Entities are the fields, data, or words the developer designates necessary for the chatbot to complete a task: a date, time, person, location, description of an item or a product, or any number of other designations. Through our NLP engine, the bot identifies words from a user’s utterance to ensure all available fields match the task at hand or collects additional field data if needed. The goal of entity extraction is to fill any holes needed to complete the task while ignoring unneeded details. It’s a subtractive process to get just the necessary info – whether the user provides all at once, or through a guided conversation with the chatbot. The platform supports identification and extraction of 20+ system entities out of the box. Read more.

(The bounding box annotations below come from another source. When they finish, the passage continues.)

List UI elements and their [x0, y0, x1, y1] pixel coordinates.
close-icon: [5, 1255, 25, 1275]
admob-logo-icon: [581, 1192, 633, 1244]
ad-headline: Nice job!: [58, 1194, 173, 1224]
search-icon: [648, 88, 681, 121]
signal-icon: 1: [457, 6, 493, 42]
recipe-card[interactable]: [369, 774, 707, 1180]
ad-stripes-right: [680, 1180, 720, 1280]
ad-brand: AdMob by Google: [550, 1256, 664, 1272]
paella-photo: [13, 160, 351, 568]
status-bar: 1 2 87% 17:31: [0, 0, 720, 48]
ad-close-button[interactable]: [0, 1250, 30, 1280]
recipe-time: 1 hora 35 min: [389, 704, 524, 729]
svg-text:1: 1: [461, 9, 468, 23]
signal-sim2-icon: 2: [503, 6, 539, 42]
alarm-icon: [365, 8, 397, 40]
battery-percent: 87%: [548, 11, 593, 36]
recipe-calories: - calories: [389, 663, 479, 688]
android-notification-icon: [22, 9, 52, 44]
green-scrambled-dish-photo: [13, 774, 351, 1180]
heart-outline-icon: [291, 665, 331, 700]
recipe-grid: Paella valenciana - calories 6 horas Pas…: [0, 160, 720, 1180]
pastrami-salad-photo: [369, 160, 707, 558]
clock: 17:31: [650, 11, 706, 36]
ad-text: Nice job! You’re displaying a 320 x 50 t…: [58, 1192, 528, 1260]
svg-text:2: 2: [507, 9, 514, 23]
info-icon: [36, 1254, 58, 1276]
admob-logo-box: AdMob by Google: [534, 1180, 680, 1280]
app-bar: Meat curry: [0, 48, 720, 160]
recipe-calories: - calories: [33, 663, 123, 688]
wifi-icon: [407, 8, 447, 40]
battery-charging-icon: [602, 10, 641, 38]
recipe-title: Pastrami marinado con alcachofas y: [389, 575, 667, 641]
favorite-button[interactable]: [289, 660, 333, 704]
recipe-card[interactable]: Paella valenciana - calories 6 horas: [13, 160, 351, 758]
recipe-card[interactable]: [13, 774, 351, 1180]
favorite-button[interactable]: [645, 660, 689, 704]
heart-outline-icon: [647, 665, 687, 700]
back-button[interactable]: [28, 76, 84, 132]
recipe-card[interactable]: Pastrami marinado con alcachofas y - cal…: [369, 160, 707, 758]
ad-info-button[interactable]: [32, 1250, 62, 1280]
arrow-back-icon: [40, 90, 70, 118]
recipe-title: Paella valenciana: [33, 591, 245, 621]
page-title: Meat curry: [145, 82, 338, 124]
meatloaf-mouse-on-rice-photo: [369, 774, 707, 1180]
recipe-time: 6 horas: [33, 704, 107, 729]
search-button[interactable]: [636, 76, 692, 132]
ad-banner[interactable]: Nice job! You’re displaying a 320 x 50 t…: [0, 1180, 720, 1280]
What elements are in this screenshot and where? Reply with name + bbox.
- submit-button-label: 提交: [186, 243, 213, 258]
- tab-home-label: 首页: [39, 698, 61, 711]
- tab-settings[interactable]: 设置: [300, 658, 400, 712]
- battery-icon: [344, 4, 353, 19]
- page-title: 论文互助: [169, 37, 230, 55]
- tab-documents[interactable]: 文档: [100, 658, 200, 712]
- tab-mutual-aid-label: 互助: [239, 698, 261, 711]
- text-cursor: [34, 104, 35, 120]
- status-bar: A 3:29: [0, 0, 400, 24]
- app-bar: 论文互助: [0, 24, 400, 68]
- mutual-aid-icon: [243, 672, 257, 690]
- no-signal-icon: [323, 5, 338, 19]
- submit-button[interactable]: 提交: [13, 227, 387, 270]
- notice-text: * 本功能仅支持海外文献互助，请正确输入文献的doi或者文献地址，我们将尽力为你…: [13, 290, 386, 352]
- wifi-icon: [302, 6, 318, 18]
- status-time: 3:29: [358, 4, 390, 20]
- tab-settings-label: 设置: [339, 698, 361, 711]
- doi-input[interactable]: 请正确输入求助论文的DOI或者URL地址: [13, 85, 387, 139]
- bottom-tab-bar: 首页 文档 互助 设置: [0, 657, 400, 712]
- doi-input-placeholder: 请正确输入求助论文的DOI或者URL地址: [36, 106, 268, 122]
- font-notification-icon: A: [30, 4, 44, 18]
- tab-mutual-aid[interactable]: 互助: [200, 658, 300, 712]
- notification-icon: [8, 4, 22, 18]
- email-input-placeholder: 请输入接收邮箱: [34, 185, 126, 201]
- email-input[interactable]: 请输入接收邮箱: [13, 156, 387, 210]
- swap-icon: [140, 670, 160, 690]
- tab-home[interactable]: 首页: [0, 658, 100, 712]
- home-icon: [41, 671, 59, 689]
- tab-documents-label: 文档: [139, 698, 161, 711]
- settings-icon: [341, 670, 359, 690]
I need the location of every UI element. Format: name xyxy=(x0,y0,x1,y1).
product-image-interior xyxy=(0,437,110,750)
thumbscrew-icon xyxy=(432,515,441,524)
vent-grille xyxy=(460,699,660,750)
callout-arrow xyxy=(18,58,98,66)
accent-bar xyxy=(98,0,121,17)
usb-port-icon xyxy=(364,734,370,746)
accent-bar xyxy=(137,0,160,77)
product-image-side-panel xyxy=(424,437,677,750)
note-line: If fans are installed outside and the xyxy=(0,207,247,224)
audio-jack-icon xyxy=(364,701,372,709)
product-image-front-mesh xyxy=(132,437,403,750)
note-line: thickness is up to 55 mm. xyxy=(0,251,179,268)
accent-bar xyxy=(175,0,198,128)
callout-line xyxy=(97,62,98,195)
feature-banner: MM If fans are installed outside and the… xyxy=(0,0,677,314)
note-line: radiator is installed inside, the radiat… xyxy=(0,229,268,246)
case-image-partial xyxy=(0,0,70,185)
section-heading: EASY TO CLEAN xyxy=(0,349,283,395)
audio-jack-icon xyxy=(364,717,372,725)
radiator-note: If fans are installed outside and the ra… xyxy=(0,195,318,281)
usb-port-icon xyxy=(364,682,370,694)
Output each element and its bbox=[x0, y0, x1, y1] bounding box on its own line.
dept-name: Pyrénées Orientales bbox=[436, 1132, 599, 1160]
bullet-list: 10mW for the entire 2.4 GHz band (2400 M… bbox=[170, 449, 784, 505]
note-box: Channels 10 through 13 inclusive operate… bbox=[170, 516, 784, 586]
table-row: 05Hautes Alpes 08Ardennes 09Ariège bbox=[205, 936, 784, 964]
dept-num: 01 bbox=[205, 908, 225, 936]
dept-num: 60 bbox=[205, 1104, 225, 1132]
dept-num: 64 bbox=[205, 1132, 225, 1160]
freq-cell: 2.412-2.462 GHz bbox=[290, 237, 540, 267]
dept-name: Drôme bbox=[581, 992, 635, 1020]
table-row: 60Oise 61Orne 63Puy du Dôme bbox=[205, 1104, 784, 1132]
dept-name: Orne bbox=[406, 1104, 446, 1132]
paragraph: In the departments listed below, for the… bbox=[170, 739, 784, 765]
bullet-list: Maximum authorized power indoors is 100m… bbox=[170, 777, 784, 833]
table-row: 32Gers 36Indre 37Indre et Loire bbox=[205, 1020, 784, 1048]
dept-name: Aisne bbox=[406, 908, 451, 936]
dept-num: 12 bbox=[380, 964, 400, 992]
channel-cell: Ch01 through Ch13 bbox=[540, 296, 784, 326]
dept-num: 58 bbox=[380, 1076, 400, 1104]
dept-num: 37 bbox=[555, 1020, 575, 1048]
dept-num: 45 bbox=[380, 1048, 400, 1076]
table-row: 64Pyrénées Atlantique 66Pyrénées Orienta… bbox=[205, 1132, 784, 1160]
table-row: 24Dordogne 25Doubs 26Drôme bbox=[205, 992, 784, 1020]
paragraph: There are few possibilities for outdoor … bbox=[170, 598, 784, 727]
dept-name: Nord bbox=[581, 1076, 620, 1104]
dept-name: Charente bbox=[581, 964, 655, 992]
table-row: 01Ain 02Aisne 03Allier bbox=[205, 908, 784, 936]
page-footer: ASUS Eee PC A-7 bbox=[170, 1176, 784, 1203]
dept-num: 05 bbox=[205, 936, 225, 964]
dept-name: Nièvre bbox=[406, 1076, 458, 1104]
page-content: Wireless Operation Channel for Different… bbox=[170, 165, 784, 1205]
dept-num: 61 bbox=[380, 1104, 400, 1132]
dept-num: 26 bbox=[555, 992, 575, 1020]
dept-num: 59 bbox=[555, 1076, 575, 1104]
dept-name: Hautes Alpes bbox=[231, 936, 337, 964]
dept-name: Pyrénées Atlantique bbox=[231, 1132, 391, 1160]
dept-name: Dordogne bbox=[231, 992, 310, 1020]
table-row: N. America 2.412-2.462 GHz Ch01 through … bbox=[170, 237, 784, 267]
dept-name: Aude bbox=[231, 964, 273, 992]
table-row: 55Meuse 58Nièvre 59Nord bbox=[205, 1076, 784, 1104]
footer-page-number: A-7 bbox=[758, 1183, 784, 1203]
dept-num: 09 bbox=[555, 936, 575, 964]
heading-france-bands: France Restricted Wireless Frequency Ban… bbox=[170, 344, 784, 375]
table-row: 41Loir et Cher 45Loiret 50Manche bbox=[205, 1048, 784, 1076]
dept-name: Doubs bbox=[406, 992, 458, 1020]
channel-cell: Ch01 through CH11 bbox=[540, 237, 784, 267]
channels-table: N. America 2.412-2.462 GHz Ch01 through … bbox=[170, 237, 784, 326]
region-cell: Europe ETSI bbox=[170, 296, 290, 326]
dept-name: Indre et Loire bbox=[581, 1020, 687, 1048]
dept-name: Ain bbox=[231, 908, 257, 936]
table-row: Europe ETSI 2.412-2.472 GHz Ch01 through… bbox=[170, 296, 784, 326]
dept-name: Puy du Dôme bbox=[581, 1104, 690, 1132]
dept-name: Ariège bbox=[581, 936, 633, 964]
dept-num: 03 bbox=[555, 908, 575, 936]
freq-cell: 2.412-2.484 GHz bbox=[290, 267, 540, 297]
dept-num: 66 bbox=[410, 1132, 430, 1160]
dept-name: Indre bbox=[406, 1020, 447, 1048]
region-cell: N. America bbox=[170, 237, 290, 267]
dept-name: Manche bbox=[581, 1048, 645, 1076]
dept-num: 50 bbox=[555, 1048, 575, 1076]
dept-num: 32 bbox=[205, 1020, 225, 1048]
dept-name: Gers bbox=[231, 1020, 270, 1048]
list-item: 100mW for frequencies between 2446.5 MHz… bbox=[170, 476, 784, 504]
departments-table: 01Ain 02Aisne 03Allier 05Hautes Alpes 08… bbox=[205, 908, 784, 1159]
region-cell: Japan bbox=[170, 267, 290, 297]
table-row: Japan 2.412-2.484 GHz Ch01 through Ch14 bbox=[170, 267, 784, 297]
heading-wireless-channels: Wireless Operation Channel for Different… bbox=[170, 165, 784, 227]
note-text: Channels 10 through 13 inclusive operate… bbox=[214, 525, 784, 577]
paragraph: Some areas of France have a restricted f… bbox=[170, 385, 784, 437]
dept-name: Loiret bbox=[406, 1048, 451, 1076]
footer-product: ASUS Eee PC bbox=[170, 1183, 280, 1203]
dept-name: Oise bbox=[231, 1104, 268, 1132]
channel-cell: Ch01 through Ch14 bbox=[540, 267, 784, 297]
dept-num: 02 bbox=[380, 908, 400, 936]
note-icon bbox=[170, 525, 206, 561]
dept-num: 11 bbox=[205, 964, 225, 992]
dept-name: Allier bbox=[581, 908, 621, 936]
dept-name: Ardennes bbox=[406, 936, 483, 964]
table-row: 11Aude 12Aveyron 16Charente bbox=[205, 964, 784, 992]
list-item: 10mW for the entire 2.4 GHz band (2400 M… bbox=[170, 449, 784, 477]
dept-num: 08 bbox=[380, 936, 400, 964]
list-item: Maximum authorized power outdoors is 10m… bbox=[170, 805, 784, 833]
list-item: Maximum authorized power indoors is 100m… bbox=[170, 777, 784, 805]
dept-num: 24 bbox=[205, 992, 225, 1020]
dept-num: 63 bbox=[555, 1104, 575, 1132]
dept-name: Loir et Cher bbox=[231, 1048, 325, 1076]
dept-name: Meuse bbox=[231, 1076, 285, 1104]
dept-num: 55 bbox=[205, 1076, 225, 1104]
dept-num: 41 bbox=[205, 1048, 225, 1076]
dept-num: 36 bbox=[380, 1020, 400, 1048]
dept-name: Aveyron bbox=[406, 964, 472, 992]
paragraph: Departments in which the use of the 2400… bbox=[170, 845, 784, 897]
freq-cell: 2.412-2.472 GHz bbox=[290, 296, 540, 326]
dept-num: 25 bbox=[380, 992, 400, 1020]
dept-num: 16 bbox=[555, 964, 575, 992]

You can use the following two approaches to train the bot for identifying entities in the user utterance:
- Named Entity Recognition(NER) based on Machine Learning.
- Entity pattern definition and synonyms.
The entity training is optional, and without it, Kore.ai can still extract entities. But the training helps to guide the engine as to where to look in the input. Kore.ai still validates the value found and moves on to another location if those words are not suitable. For example, if a Number entity pattern was for * people but the user says “..for nice people,” the bot understands that “nice” is not a number and would continue searching.
The best approach to train entities is based on the type of entity as explained below:
- Entity type like List of Items (enumerated, lookup), City, Date, Country do not need any training unless the same entity type is used multiple types in the same task. If the same entity type is used in a bot task, use either of the training models to find the entity within the user utterances.
- When the entity type is String or Description, the recommended approach is to use Entity patterns and synonyms.
- For all other entity types, both NER and Patterns can be used in combination.
Entity Training Recommendations
- Use NER training where possible – NER coverage is higher than patterns.
- NER approach best suits detecting an entity where information is provided as unformatted data. For entities like Date and Time, the platform has been trained with a large set of data.
- NER is a neural network based model and will need to be trained with at least 8-10 samples to work effectively.